Berlin (kobinet) Die Tötung von behinderten Menschen in einem Wohnheim des Oberlinhauses in Potsdam muss die Politik nach Ansicht der Interessenvertretung Selbstbestimmt Leben in Deutschland (ISL) zum Handeln zwingen. Statt Beileidsbekundungen und Blumensträuße brauche es endlich entschlossenes politisches Handeln und Konsequenzen. Die vier getöteten Menschen mit Behinderungen und eine schwerverletzte Person, seien das Ergebnis der jahrzehntelangen vom Staat aufgebauten Sonderwelten, die weiterhin gestärkt statt abgebaut würden, heißt es in einer Presseinformation der ISL.

„Als ISL sind wir von dieser mörderischen Gewalttat sehr bestürzt, fassungslos und wütend, auch, da viele von uns diese Einrichtungen selbst erfahren mussten. Es sind Taten, die sich in diesem Fall nicht verheimlichen lassen. Tagtäglich erfahren behinderte und pflegebedürftige Menschen in derartigen Abhängigkeitsverhältnissen Gewalt in ihrer unterschiedlichsten Form. Gewalt, von der die Welt ‚da draußen‘ fast nie etwas mitbekommt, weil die meisten Betroffenen sich nicht wehren können, nicht ernst genommen werden und vieles ganz selbstverständlich unter dem Deckmantel der Fürsorglichkeit und Nächstenliebe stattfindet“, kritisiert die ISL.
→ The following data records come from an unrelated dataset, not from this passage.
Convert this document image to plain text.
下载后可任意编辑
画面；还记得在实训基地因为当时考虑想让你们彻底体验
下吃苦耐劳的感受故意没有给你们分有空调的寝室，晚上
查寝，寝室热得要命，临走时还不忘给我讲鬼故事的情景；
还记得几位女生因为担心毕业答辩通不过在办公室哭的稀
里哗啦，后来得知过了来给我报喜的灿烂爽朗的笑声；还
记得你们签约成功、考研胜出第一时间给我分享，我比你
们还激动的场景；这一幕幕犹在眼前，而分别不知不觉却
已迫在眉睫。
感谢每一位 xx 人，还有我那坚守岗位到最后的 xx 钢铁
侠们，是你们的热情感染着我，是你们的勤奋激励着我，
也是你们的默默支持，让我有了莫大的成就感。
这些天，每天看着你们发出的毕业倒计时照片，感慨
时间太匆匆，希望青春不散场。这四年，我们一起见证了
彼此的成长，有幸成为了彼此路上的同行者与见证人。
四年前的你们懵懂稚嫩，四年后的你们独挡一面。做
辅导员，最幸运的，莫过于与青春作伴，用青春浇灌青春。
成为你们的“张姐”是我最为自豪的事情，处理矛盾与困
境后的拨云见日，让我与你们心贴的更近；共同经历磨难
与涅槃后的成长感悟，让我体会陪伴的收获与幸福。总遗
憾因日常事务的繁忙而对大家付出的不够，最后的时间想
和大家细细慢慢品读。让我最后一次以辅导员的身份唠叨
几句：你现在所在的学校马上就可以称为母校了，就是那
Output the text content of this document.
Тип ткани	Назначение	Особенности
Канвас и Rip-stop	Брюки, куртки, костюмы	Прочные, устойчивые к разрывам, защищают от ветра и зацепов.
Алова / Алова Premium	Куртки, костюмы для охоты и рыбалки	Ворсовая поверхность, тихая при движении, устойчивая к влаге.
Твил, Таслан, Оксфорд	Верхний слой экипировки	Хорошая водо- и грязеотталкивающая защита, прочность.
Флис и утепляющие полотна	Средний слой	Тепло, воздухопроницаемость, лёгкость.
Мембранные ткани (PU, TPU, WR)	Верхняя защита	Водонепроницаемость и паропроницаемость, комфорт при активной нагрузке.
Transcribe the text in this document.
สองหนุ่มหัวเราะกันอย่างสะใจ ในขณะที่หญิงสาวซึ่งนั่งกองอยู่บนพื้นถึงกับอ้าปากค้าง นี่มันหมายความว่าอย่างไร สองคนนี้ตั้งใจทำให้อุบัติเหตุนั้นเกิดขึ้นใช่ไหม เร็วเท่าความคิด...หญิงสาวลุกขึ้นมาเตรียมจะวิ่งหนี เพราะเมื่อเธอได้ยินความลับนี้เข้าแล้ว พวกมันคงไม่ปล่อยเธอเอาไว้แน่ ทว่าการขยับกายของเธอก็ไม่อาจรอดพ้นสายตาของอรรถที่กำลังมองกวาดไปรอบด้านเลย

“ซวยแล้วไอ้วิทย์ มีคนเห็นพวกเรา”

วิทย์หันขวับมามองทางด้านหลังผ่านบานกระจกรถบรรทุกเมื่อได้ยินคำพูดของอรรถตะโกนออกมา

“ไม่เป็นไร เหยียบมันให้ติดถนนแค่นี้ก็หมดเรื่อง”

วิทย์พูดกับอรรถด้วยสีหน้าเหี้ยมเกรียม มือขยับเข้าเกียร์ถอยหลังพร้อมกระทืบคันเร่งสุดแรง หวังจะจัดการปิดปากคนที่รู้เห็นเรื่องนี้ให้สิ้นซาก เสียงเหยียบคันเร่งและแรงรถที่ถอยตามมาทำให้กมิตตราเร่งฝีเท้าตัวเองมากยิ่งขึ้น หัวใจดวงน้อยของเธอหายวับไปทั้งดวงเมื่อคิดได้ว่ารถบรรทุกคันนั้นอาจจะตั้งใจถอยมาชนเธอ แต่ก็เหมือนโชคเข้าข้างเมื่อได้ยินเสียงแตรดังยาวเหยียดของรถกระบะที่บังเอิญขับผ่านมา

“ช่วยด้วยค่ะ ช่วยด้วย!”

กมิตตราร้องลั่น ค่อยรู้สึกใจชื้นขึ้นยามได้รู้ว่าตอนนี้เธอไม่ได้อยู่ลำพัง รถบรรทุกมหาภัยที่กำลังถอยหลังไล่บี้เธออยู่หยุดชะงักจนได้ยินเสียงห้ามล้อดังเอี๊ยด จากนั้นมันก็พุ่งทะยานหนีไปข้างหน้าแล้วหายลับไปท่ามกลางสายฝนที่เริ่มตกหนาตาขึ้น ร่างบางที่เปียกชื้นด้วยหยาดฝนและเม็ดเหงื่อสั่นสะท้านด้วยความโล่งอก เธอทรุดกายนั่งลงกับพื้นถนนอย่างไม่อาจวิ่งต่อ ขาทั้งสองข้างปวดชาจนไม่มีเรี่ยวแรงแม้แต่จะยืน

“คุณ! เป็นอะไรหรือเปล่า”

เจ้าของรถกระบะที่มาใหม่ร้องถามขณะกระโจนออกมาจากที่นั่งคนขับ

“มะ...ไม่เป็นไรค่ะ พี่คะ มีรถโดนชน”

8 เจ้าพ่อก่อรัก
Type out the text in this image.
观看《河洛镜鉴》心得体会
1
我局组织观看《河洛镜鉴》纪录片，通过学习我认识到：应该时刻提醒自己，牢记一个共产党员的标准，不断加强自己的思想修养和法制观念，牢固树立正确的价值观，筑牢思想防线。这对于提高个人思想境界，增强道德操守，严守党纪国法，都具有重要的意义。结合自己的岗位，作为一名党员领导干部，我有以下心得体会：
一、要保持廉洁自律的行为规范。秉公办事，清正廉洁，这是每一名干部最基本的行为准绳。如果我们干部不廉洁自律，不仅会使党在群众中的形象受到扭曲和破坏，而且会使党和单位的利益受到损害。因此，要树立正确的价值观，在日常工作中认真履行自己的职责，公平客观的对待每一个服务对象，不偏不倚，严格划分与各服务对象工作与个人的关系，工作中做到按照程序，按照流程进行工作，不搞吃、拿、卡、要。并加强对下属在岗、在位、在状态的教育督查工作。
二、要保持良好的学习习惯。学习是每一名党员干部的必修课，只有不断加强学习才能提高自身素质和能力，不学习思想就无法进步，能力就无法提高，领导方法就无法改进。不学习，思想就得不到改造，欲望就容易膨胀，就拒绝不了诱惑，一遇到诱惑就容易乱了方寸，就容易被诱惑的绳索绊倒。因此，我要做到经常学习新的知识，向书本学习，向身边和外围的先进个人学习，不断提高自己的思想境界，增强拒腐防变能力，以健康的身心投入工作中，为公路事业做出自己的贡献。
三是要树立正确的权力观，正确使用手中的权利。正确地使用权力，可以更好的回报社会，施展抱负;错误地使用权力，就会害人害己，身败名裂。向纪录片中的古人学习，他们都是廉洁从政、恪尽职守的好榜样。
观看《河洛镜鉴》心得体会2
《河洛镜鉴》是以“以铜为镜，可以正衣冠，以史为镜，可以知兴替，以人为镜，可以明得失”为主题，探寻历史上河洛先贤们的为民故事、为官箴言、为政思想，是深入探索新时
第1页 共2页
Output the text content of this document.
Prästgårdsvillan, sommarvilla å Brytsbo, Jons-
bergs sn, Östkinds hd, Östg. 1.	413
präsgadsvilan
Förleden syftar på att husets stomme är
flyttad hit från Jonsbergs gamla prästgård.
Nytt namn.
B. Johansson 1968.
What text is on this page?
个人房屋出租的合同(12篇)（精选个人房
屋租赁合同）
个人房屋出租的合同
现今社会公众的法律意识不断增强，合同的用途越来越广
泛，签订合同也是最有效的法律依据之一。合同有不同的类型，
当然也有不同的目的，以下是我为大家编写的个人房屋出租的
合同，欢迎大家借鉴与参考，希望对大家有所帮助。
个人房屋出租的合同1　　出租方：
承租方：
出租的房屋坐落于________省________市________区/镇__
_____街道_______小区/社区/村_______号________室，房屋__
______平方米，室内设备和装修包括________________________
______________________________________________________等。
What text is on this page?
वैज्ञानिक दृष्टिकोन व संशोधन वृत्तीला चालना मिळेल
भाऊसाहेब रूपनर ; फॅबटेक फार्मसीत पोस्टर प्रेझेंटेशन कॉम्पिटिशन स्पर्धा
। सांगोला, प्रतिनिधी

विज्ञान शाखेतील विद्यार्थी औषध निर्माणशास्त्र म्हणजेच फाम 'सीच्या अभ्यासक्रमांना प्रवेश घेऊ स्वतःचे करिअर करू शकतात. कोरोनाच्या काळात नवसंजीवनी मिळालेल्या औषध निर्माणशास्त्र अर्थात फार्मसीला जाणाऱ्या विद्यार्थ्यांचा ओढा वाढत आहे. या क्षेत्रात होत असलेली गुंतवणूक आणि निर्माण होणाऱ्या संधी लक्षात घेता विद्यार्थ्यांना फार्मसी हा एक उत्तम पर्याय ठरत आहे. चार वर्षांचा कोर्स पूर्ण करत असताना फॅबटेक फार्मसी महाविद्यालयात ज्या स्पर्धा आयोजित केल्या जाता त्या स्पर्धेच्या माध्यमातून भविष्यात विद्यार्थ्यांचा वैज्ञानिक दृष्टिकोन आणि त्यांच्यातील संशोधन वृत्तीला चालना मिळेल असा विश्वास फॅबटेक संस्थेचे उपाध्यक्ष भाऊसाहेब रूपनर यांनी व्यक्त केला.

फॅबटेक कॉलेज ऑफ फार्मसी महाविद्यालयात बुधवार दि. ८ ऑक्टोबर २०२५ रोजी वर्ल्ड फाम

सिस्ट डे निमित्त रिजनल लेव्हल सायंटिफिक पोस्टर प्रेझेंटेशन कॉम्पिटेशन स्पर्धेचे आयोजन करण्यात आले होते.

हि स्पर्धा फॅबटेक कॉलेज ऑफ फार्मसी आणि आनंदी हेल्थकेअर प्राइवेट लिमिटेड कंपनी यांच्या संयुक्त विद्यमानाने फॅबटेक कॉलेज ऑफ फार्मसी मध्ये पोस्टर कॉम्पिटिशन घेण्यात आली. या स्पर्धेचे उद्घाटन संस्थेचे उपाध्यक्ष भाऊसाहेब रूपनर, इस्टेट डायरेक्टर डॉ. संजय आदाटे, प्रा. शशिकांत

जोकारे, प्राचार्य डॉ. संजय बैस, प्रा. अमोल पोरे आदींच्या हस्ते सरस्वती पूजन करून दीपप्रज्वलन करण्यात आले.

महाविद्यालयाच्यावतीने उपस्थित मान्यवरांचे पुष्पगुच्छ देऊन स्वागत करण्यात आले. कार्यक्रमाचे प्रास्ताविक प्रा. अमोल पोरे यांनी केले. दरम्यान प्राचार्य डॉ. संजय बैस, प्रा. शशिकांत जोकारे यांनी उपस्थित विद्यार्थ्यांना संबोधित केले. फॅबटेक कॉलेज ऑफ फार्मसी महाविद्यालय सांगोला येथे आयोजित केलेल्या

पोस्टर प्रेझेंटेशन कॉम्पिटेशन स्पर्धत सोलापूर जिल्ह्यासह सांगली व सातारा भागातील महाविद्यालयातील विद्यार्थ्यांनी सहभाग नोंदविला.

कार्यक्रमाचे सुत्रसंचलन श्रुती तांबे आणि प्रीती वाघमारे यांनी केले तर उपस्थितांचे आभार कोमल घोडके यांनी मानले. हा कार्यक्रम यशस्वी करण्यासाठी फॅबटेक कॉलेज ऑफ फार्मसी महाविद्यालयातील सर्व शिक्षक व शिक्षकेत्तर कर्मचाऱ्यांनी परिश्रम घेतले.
„Wir fragen uns: Wo bleibt der umfassende Gewaltschutz in den Einrichtungen, der über das Teilhabestärkungsgesetz verbessert werden soll? Wie konnte offenbar eine einzige Person unbemerkt in solch einer Einrichtung vier Menschen brutal töten und eine weitere Person grausam verletzen? Hat niemand ihre Schreie gehört, oder gehören schreiende Menschen zum Alltag in Behinderteneinrichtungen? Wo bleibt der mediale Aufschrei samt kritischer Reflexion gegenüber der noch immer so manifestierten Sondereinrichtungen?“

Der ISL fehlt zudem das Thematisieren von strukturellem und institutionellem Ableismus, Behindertenfeindlichkeit und Gewalt in derartigen Einrichtungen und ein klares Bekenntnis der Politik. Stattdessen werde heruntergespielt, auf Überforderung des Pflegepersonals und deren Schuldunfähigkeit spekuliert sowie im Euthanasie-Duktus von „Erlösung“ durch die Beschuldigte gesprochen. „Das Einnehmen der Täter*innen-Perspektive entwertet das Leben derjenigen Menschen, die von der Gesellschaft behindert werden – in diesen Einrichtungen. Wer die Opfer waren, wird nicht thematisiert. Werden diese Morde von der Wohlfahrtsstruktur billigend in Kauf genommen und warum wird dies von den Medien nicht kritisch genug hinterfragt? Nach Sondersendungen wird dann geschmacklos zum Film ‚Ziemlich beste Freunde‘ übergeleitet. Dies zeigt sehr gut, in welch behindertenfeindlicher Welt wir 2021 eigentlich noch immer leben“, kritisiert die ISL.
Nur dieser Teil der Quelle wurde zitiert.